De même lorsque le Christ est élevé dans les cieux par sa mort et par sa résurrection, Il veut assurer l'Église que désormais, il y a un lien entre Lui ressuscité et nous. Et ce lien, c'est la chair de sa mère, c'est Marie ressuscitée, elle aussi, dans son corps et dans tout son être.
Ainsi, lorsque nous fêtons l'Assomption, nous fêtons l'Église dans le dépôt de l'espérance qui a été mise en elle, en Marie. Nous fêtons l'espérance de l'Église qui, désormais, a reçu, dans le fait que Marie, la mère des croyants, soit auprès du Christ dans les cieux, la certitude et l'assurance que, elle aussi est appelée, au jour de sa mort, à ressusciter et à vivre dans sa chair auprès du Christ, dans l'amour du Père. Voilà ce que nous fêtons ce soir.

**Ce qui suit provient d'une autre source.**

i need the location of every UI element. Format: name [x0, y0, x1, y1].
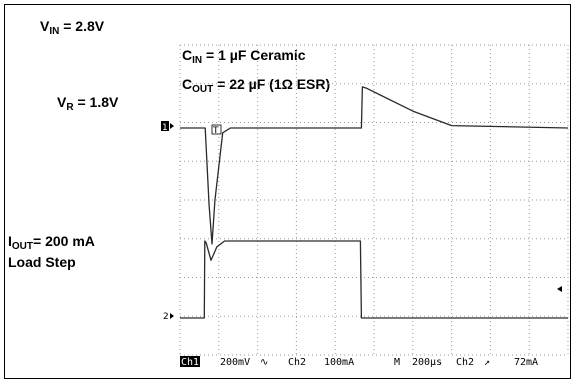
- ch2-trace: [180, 240, 568, 319]
- ch1-trace: [180, 86, 569, 245]
- cout-label: COUT = 22 µF (1Ω ESR): [182, 76, 331, 95]
- status-trig-level: 72mA: [514, 357, 538, 368]
- status-ch2-scale: 100mA: [324, 357, 354, 368]
- iout-label: IOUT= 200 mA: [8, 233, 95, 252]
- status-trig-src: Ch2: [456, 357, 474, 368]
- scope-grid: [179, 44, 569, 356]
- ch1-marker-text: 1: [162, 123, 168, 133]
- status-m: M: [394, 357, 400, 368]
- vin-label: VIN = 2.8V: [40, 18, 105, 37]
- svg-text:∿: ∿: [260, 357, 268, 368]
- trigger-marker: T: [211, 124, 222, 136]
- status-ch1: Ch1: [181, 357, 199, 368]
- status-bar: Ch1 200mV ∿ Ch2 100mA M 200µs Ch2 ↗ 72mA: [180, 356, 538, 368]
- status-ch2: Ch2: [288, 357, 306, 368]
- vr-label: VR = 1.8V: [57, 94, 119, 113]
- status-ch1-scale: 200mV: [220, 357, 250, 368]
- ch1-marker: 1: [161, 121, 174, 133]
- load-step-label: Load Step: [8, 254, 76, 270]
- svg-text:2: 2: [163, 312, 169, 322]
- svg-text:↗: ↗: [484, 357, 490, 368]
- cin-label: CIN = 1 µF Ceramic: [182, 47, 306, 66]
- svg-text:T: T: [212, 126, 219, 136]
- status-time: 200µs: [412, 357, 442, 368]
- trigger-level-arrow: [557, 286, 562, 292]
- ch2-marker: 2: [163, 312, 174, 322]
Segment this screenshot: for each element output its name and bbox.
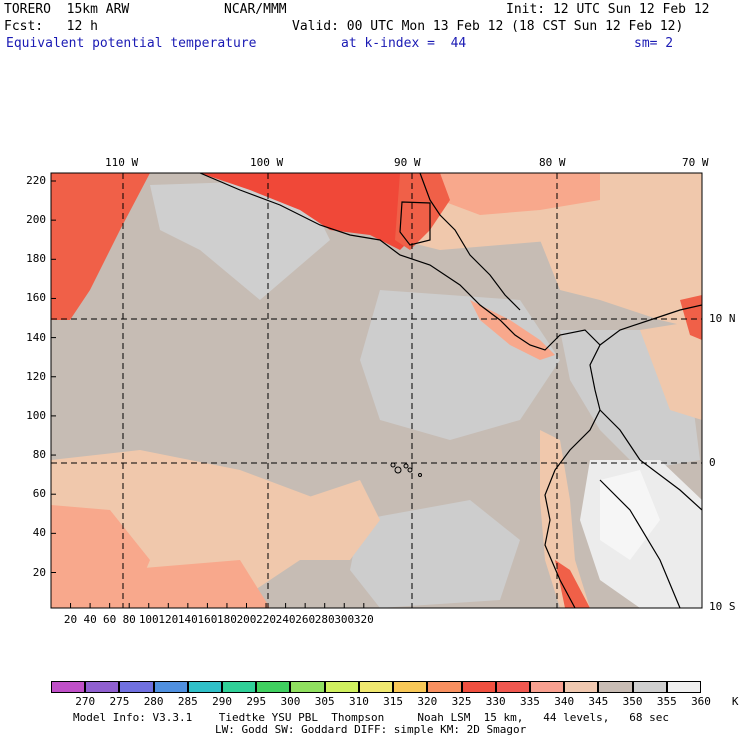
model-name: TORERO 15km ARW — [4, 2, 130, 17]
x-tick-label: 60 — [103, 613, 117, 626]
colorbar-label: 315 — [383, 695, 404, 708]
colorbar-label: 285 — [177, 695, 198, 708]
lon-label: 110 W — [105, 156, 139, 169]
lon-label: 100 W — [250, 156, 284, 169]
x-tick-label: 180 — [217, 613, 237, 626]
x-tick-label: 280 — [314, 613, 335, 626]
x-tick-label: 260 — [295, 613, 316, 626]
colorbar-swatch — [393, 681, 428, 693]
y-tick-label: 220 — [26, 174, 46, 187]
lat-label: 10 S — [709, 600, 736, 613]
x-tick-label: 100 — [138, 613, 159, 626]
colorbar-swatch — [290, 681, 325, 693]
x-tick-label: 160 — [197, 613, 218, 626]
colorbar-label: K — [731, 695, 739, 708]
init-time: Init: 12 UTC Sun 12 Feb 12 — [506, 2, 710, 17]
colorbar-swatch — [598, 681, 633, 693]
colorbar-swatch — [153, 681, 188, 693]
map-frame — [50, 172, 703, 609]
y-tick-label: 160 — [26, 291, 46, 305]
colorbar-label: 275 — [109, 695, 130, 708]
y-tick-label: 200 — [26, 213, 46, 227]
colorbar-label: 305 — [314, 695, 335, 708]
x-tick-label: 40 — [83, 613, 97, 626]
colorbar-label: 360 — [691, 695, 711, 708]
lat-label: 0 — [709, 456, 716, 469]
valid-time: Valid: 00 UTC Mon 13 Feb 12 (18 CST Sun … — [292, 19, 684, 34]
y-tick-label: 120 — [26, 369, 46, 383]
lon-label: 70 W — [682, 156, 709, 169]
lon-label: 90 W — [394, 156, 421, 169]
colorbar-swatch — [324, 681, 359, 693]
colorbar-swatch — [256, 681, 291, 693]
smoothing-value: sm= 2 — [634, 36, 674, 51]
colorbar-swatch — [666, 681, 701, 693]
y-tick-label: 100 — [26, 408, 46, 422]
colorbar-swatch — [358, 681, 394, 693]
colorbar-label: 280 — [143, 695, 164, 708]
colorbar-swatch — [119, 681, 154, 693]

Nous fêtons ce mystère du Christ qui n'a pas voulu constituer l'Église par d'autres moyens que ceux par lesquels Il s'est lié pour entrer dans ce monde. Parce que le Christ s'est lié à la chair de sa mère en recevant la chair de sa mère, Il veut aussi que, désormais, l'Église soit constituée par, et dans, avec la chair de Marie sa mère. Autrement dit, c'est pour cela qu'elle devient notre mère à tous. C'est pour cela qu'elle devient la mère de Jean, et en étant la mère de Jean, la mère de tous ceux qui confesseront le Christ mort et ressuscité pour le salut de l'humanité. C'est pour cette unique raison, c'est parce qu'elle est comme le premier chaînon de l'Église, non pas que le Christ en ait eu nécessairement besoin. Ce n'était pas absolument obligatoire, mais c'était comme la manière que le Christ avait de signifier que tout ce qu'Il avait reçu de sa mère, Il voulait le lui redonner en grâce et en plénitude.
Ce soir, où nous fêtons l'Assomption de la vierge Marie, sachons nous émerveiller. Nous émerveiller d'abord devant le mystère du Christ qui a une si grande humilité et une si grande délicatesse par rapport à la dette qu'Il avait contractée vis-à-vis de l'amour de sa mère. Sachons aussi nous émerveiller de l'humilité de sa servante parce que, elle qui était humble, elle a été exaltée, elle qui avait été appelée dans l'obéissance à devenir la mère du Sauveur, voici qu'elle devient dans la gloire la mère de l'Église. Sachons nous réjouir de sa joie comme des fils. Sachons lui dire encore et d'une manière incessante : Réjouis-toi, Marie, tu es la mère du Sauveur, tu as cru, tu es la fille de Sion, tu es notre mère.